Sunday, October 23, 2011

Roasted red peppers.......and sauce too.

Many folks purchase roasted red peppers in a jar.  I like to roast red peppers myself because they taste so wonderful when they are freshly roasted.    I roast several red peppers at once, that way not only can I enjoy the peppers as a side dish (or add to a plated dinner for pretty color), I can also make a roasted red pepper sauce with the extra peppers.  Here's my recipe for roasted red pepper sauce.   This sauce is thick and slightly chunky.  It's really good on grilled meats.

Pre-heat oven to 375. Wash and dry two large organic red bell peppers.  Cut them in half lengthwise, remove seeds and stems.  Line a large baking sheet with tin foil and spray it generously with olive oil spray.  Place the peppers, cut side down on the baking sheet.  Spray the peppers lightly on the tops.

Then place on middle rack in oven for 1/2 hour.  Check the peppers to see if they have begun to turn dark brown on the tops.  If after 1/2 hr they aren't brown, roast them for another 5-10 minutes until they turn dark brown on the tops.  When that happens, they are ready.  The photo below is how they should look.
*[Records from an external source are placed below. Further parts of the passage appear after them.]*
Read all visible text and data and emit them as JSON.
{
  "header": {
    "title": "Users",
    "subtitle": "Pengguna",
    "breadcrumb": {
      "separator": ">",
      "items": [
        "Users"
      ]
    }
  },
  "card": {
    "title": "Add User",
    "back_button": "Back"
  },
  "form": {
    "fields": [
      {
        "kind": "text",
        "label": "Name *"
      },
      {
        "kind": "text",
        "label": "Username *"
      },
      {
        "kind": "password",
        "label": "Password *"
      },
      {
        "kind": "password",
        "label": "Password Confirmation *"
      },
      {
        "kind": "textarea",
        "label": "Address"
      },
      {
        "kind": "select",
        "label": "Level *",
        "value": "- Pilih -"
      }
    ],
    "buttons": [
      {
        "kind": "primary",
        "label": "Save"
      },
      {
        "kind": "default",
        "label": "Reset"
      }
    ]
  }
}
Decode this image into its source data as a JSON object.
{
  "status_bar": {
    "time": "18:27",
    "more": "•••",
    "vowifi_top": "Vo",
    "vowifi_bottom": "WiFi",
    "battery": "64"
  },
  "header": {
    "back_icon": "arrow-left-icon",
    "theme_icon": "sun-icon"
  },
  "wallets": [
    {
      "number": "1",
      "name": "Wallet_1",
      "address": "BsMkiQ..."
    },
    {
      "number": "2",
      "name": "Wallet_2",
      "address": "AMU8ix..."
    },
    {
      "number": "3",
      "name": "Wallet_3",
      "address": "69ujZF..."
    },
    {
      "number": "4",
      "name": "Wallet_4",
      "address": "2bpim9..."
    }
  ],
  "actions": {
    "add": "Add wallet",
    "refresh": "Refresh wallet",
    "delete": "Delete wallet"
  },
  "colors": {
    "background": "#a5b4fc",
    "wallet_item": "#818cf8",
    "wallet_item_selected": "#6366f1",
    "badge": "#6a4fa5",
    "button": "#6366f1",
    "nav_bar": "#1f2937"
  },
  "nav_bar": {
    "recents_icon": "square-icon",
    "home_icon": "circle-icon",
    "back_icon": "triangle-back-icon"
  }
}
Remove from oven and allow to cool for about 15 minutes.  Then slip as much of the skin off as possible.  Discard the skins.

Next, place one garlic clove in food processor and process to a fine mince.  Add  the red peppers, 1/4 teaspoon Italian seasoning, a little salt and pepper and approximately 1/3 cup of your best Extra Virgin Olive Oil.  Process well until smooth or chunky. Add more EVOO for a smoother sauce.   Taste and adjust seasoning.  Enjoy warm as a topping on grilled meats or cold as a dipping sauce.

Monday, October 17, 2011

An Apple a Day....Steve had the right idea!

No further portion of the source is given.